Como sabe quem se deu ao trabalho de ler a declaração feita por 22 parlamentares, assim como as críticas feitas por vários petistas, alguns dos quais economistas, outro marco fiscal era possível.

Mas, claro, quem achava que as críticas eram apenas coreografia, provavelmente cumpriu a obrigação de ouvir “todo mundo” (até os petistas!), ligou a primeira e seguiu em frente.

Confesso que não me surpreendo: já vi atitude similar ser adotada por outros ministros da Fazenda, em outros governos petistas. Assim como já vi Lula dar cavalo de pau.

De toda maneira, Haddad faz bem em reconhecer que a regra fiscal aprovada não é do PT ou da esquerda. Nem dele, diga-se, pois o que foi aprovado não foi a proposta originalmente apresentada pela Fazenda, mas sim uma versão reformulada pelo relator Cajado (PP da Bahia), fazendo do marco fiscal algo muito mais duro.

Infelizmente, Haddad não faz nenhuma referência a isso – ao menos na versão publicada da entrevista.

Perguntado pela Veja, se a “aprovação do marco fiscal foi uma vitória do Congresso ou do governo?”, Haddad responde que “a aprovação do marco é uma vitória do Brasil”.

Como se pode ver, está fazendo escola o estilo Padilha de comemorar como nossa vitórias alheias.

Podemos concordar ou discordar acerca de qual deveria ser o marco fiscal, podemos concordar ou discordar acerca da tática a adotar frente à maioria de direita existente no Congresso nacional, mas não é razoável – em nome da verdade dos fatos – apresentar o marco fiscal aprovado como uma “repactuação em torno de um projeto nacional”.

A não ser, é claro, que passemos a acreditar que “projeto nacional” possa ser corporificado em metas como superávit primário e déficit zero.

Aliás, alguém acredita que o mesmo Congresso capaz de aprovar o marco temporal, seria capaz de colocar no “centro das atenções” o “interesse nacional”??

Compreendo perfeitamente que, do seu “lugar de fala”, Haddad não possa falar tudo o que pensa.

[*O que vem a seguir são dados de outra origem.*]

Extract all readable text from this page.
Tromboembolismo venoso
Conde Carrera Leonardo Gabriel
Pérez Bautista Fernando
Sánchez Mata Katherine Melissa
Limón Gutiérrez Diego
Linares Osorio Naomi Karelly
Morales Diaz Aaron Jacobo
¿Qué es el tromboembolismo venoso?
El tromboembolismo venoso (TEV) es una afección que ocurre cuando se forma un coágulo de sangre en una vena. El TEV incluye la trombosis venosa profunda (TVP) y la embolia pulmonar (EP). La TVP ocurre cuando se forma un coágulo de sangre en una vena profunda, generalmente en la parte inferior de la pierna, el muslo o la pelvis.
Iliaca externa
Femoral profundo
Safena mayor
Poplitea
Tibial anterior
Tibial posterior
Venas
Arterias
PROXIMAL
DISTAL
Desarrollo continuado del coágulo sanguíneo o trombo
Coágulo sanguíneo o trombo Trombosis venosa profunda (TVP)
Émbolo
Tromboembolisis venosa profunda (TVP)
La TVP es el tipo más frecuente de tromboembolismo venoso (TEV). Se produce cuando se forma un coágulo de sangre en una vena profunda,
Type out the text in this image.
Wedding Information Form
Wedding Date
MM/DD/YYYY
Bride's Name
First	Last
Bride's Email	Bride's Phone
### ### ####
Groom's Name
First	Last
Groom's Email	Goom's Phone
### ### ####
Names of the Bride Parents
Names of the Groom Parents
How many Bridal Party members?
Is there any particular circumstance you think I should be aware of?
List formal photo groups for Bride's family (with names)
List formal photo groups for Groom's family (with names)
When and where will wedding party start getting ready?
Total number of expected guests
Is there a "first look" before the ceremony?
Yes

Mas não compreendo que ele fale algo que simplesmente não corresponde aos fatos. Afinal, diversas das alterações introduzidas por Cajado são simplesmente maléficas e, entre outros efeitos, vão servir de pretexto para que se questione o piso constitucional da saúde e da educação.

Talvez Haddad minimize isso, por dois motivos.

O primeiro motivo é que ele parece acreditar (se é que entendi direito o que ele falou na reunião com a executiva nacional do PT, pouco antes de reunir com Cajado, quando este ainda não havia apresentado seu relatório) que os juros vão diminuir, o crescimento e a arrecadação vão crescer e, portanto, os limites e restrições previstos no marco fiscal não vão causar dano algum. Algumas de suas respostas à entrevista para a Veja estão carregadas deste otimismo

O segundo motivo é que ele parece estar embevecido pelo próprio “desenho”. Nas suas palavras: “o marco fiscal deveria ser visto a partir de dois ângulos. O primeiro é o ângulo do desenho, que foi aplaudido por unanimidade, como quando nós introduzimos o regime de meta de inflação. Não vejo força política querendo abrir mão desse instrumento. O segundo ângulo são os parâmetros desse desenho. E aí é natural que, dependendo da sua visão de mundo, dependendo da sua visão de Estado, puxe um pouquinho pra cá, um pouquinho pra lá”.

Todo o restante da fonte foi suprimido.